Imzhan: we were swallowing little stones alright, the wind was fierce that day.
in the Patriots locker room, 11 of their 12 footballs started to lose psi the moment Codrus began his first psi-energy experiment, summoning all of his inner strength to expel his force into reality in order to move little things like stones, it's good to start off slow, stones which were lodged in the throats of both Imzhan and Jabir from the Sandstorm.
Codrus (he said to himself): what a stupid composition.
Codrus tried but could only help Imzhan. poor Jabir wasn't as lucky. Codrus was so filled with disappointment and shame he knocked himself out by manipulating the air in his head. he passed out but Jabir passed on.

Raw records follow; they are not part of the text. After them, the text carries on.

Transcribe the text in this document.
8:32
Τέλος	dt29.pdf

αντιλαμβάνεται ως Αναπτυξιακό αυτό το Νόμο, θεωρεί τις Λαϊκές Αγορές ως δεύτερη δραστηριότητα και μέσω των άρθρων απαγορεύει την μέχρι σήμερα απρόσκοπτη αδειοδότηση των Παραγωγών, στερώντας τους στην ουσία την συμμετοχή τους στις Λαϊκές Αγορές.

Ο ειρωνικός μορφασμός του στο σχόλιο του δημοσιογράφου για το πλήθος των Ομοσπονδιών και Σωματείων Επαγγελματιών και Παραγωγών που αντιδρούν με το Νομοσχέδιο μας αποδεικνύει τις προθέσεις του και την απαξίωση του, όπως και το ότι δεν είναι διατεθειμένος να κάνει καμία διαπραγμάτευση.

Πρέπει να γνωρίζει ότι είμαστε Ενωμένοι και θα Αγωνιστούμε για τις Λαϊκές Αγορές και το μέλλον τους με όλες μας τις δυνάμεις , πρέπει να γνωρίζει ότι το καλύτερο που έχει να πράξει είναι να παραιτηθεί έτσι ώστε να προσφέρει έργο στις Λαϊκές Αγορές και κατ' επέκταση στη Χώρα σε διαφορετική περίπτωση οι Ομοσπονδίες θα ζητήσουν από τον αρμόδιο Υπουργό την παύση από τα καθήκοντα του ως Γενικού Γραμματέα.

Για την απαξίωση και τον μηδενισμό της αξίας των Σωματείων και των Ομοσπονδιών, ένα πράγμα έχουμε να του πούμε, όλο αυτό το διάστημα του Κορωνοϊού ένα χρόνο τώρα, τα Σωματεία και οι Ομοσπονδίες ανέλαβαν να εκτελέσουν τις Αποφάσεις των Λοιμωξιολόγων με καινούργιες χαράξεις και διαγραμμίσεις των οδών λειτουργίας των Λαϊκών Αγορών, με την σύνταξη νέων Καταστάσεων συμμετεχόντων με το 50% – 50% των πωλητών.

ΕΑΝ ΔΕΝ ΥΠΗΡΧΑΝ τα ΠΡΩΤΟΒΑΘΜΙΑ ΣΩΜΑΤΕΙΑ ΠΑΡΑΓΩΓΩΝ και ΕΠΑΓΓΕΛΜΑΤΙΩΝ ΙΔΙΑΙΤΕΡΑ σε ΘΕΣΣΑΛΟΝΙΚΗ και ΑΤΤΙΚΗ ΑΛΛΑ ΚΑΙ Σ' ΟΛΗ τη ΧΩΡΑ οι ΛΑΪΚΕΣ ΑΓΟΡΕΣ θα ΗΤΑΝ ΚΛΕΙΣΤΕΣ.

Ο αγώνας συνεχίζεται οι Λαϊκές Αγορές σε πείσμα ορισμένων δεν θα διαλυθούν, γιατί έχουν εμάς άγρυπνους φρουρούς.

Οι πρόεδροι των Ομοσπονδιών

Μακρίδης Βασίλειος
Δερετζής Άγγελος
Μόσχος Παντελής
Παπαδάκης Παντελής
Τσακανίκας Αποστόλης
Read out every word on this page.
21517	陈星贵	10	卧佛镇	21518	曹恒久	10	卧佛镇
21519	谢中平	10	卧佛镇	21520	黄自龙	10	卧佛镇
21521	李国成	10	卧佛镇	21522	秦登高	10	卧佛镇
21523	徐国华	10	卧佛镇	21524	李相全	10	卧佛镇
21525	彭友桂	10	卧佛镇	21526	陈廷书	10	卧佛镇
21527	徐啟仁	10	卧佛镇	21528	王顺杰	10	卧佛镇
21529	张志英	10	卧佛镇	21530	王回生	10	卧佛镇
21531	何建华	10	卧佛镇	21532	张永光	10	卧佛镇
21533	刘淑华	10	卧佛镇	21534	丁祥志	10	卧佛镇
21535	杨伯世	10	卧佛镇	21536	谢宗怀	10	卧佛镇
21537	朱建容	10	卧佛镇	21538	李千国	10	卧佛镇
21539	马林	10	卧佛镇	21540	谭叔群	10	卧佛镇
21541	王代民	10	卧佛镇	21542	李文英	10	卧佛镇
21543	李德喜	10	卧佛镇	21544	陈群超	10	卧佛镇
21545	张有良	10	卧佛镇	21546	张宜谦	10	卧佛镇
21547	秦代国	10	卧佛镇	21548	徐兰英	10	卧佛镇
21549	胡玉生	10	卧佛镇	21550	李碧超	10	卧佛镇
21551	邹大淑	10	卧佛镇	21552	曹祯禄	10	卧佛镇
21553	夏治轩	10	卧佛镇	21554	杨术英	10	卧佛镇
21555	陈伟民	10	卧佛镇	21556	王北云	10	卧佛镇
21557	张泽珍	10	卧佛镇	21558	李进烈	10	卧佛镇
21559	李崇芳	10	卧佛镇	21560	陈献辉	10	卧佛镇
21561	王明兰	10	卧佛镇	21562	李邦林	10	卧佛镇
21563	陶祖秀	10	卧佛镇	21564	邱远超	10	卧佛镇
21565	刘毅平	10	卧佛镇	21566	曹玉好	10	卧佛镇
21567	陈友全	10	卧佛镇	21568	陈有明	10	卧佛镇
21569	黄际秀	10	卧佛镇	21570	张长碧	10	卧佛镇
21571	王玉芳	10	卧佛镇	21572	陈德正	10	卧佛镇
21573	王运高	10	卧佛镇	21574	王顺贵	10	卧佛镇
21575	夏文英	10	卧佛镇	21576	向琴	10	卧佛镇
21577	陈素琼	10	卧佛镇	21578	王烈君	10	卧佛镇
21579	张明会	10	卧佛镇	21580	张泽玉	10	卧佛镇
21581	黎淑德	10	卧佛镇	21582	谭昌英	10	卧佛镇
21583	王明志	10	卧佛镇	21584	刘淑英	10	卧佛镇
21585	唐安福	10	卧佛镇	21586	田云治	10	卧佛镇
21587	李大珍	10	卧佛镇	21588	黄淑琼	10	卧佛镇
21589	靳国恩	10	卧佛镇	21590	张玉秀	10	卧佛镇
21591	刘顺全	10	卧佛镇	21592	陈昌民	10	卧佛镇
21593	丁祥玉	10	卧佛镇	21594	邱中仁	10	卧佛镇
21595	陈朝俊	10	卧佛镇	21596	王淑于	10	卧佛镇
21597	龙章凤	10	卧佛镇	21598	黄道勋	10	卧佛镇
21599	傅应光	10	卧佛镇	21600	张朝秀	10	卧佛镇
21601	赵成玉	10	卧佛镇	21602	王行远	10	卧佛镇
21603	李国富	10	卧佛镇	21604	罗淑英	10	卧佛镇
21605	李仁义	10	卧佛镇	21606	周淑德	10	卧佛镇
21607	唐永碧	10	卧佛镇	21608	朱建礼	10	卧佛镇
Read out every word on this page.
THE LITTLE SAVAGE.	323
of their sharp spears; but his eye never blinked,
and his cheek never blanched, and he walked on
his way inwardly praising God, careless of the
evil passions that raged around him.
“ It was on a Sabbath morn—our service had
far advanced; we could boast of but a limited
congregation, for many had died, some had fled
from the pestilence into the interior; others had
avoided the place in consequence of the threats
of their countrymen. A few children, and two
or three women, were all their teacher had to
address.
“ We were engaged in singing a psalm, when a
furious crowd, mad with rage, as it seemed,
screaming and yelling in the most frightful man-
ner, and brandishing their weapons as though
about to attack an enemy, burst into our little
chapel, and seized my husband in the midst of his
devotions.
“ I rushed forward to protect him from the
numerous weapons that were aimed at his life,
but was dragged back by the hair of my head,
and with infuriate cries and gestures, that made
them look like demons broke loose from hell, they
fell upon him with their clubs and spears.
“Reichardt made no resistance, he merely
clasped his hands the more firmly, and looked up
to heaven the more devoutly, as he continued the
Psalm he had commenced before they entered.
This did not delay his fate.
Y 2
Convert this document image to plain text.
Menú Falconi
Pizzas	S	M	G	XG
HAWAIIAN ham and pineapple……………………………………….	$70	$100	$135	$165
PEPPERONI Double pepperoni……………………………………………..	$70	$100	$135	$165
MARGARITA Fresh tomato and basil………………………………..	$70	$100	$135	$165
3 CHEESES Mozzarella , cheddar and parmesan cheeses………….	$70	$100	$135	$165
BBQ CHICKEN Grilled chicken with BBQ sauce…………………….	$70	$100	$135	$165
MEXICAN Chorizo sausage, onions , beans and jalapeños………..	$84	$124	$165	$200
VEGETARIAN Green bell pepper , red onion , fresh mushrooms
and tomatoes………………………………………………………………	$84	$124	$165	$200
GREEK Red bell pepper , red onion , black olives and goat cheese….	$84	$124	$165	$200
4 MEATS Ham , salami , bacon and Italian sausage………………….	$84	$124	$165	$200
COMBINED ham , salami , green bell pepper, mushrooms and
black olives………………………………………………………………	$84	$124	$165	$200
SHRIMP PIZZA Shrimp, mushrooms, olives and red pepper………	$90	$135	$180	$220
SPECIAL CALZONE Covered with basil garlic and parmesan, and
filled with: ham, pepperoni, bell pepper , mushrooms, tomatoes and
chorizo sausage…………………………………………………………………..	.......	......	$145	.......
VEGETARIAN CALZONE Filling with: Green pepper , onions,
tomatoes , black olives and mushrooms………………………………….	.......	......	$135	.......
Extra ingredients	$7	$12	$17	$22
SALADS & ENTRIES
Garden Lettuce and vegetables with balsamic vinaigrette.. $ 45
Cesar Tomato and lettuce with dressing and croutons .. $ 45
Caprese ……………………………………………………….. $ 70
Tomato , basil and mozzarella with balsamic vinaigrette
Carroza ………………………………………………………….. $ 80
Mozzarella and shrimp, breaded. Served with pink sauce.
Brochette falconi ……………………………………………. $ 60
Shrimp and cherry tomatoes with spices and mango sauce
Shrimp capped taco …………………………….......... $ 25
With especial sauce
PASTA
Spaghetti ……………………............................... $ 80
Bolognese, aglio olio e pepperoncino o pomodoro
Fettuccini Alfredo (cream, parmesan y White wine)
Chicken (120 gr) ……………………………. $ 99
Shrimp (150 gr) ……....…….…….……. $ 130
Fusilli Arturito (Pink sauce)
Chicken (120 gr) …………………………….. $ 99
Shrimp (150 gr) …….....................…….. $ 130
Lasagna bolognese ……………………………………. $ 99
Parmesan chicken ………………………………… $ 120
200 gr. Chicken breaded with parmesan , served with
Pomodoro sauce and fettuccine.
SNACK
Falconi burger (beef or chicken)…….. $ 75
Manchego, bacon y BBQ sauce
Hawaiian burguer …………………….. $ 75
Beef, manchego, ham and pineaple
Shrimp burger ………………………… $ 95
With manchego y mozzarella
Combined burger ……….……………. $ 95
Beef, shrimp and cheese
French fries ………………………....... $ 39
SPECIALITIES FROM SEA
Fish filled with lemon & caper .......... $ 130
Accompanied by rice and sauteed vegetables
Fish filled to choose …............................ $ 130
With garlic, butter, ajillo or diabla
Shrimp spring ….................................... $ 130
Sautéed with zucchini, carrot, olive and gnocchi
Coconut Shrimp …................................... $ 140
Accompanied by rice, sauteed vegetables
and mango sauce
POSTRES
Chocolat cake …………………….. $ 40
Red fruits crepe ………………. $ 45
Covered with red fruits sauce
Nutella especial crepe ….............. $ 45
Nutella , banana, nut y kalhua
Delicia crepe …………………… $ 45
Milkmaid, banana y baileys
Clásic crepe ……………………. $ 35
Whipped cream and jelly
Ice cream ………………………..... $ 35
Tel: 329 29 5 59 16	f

Imzhan came to, saw his hapless haboob boob of a friend Codrus with tears dried on his cheeks, and decided to let Codrus's blackout continue longer so Codrus would really have plausible deniability when he woke up, which is a big thing in the army. Imzhan buried Comrade Jabir properly alone and came up with a cover story for Codrus upon his awakening. it wasn't Codrus's fault after all, he was only trying to help the only way he knew how, he isn't a doctor, doesn't even pretend to play one though he knows all the accupuncture points and healing energy within the body, the Naruto chakras, it's the weather's fault, blame the weather, it's an act of God.